Monday, February 19, 2007



I made two different batches of marmalade a few weeks back. One recipe was taken from The Sunday Times Magazine, a recipe from Sybil Kapoor, and the other was from the wonderful blogger Fanny at Foodbeam. The S.T Magazine recipe was a cinch and could be made even simpler if you cut out hand slicing the peel and instead, whiz it all in the food processor. But seeing as I was making it on a leisurely, bright Sunday morning I choose to hand slice the peel into the long, elegant shreds you only get from homemade marmalade.

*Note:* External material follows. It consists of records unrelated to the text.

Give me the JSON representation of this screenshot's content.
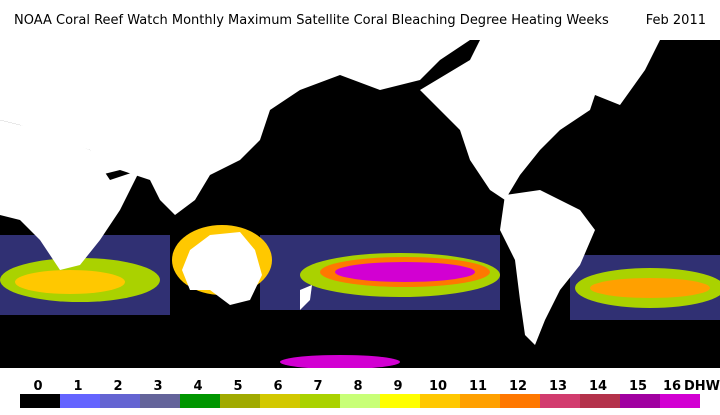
{
  "header": {
    "title": "NOAA Coral Reef Watch Monthly Maximum Satellite Coral Bleaching Degree Heating Weeks",
    "date": "Feb 2011"
  },
  "legend": {
    "labels": [
      "0",
      "1",
      "2",
      "3",
      "4",
      "5",
      "6",
      "7",
      "8",
      "9",
      "10",
      "11",
      "12",
      "13",
      "14",
      "15",
      "16"
    ],
    "colors": [
      "#000000",
      "#6464ff",
      "#6464d2",
      "#64649a",
      "#009600",
      "#a0aa00",
      "#d2c800",
      "#aad200",
      "#c8ff78",
      "#ffff00",
      "#ffc800",
      "#ffa000",
      "#ff7800",
      "#d23c6e",
      "#b4324b",
      "#a000a0",
      "#d200d2"
    ],
    "unit": "DHW"
  }
}
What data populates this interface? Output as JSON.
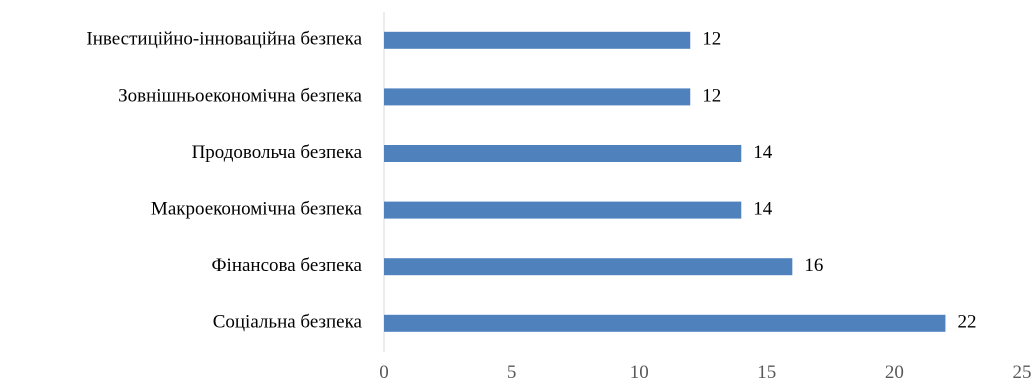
{
  "chart_data": {
    "type": "bar",
    "orientation": "horizontal",
    "categories": [
      "Інвестиційно-інноваційна безпека",
      "Зовнішньоекономічна безпека",
      "Продовольча безпека",
      "Макроекономічна безпека",
      "Фінансова безпека",
      "Соціальна безпека"
    ],
    "values": [
      12,
      12,
      14,
      14,
      16,
      22
    ],
    "value_labels": [
      "12",
      "12",
      "14",
      "14",
      "16",
      "22"
    ],
    "xlim": [
      0,
      25
    ],
    "x_ticks": [
      0,
      5,
      10,
      15,
      20,
      25
    ],
    "x_tick_labels": [
      "0",
      "5",
      "10",
      "15",
      "20",
      "25"
    ],
    "grid": false,
    "legend": "none",
    "bar_color": "#4f81bd"
  }
}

The Foodbeam's recipe was also easy too but it was a 3 day event; lots of soaking, boiling and cooling and again, lots of slicing of the peel when the oranges were uncooked which seemed to take a while. This recipe in a lighter coloured, more fragrant marmalade than Sybil Kapoor's. It's less Oxford Marmalade and more Bonne Maman (as I'm sure French Fanny at Foodbeam would agree).

Having already spooned a heavy dent in the two marmalade batches over the past weeks through both greed and generosity, I decided to try and track down the last of this seasons bitter oranges and make a final collection for the store cupboard. Through lucky searching, I come across some at a nearby shop The Green Grocers where I purchased 2 more kilos to make the slightly, but only slightly favoured recipe from Sybil Kapoor.

            Sybil Kapoor's Favourite Marmalade

            1 kg Seville or similar bitter oranges  
            2 lemons
            1.7 litres of water
            1.4kg granulated sugar
            1 heaped tsp black treacle

  1. Wash jam jars ready for serializing in oven at the last stage of making.

  2. Wash all the fruit and place in a large saucepan with the 1.7 litres of water .

  3. Cover and simmer gently for 1 hour or until the fruit is easily pierced with a knife.

  4. Remove the fruit from the pan and place in a bowl.

  5. When the fruit is cool enough to handle, slice each fruit in half and scape all the pith and seeds back into the saucepan.

  6. Bring back to the boil and reduce by half, this will take about 15 to 20 minutes.

  7. Meanwhile, slice all the skins into thick or this slices.

  8. Strain the pip and pith liquid with a large meshed sieve into a bowl, making sure you have extracted as much liquid as possible.

  9. Add the orange peel and the liquid back to the large pan and clip or attach a sugar/jam thermometer if you have one (I don't).

  10. Bring back to the boil and add the sugar and treacle and stir until the sugar has dissolved.

  11. Boil vigorously for about 5 minutes or until the marmalade reaches setting point (106C/220F).

  12. Leave to stand for 10 minutes.

  13. Place clean jars in warm oven (130C) for 5 minutes to sterilise then poor in hot marmalade sealing with wax paper discs.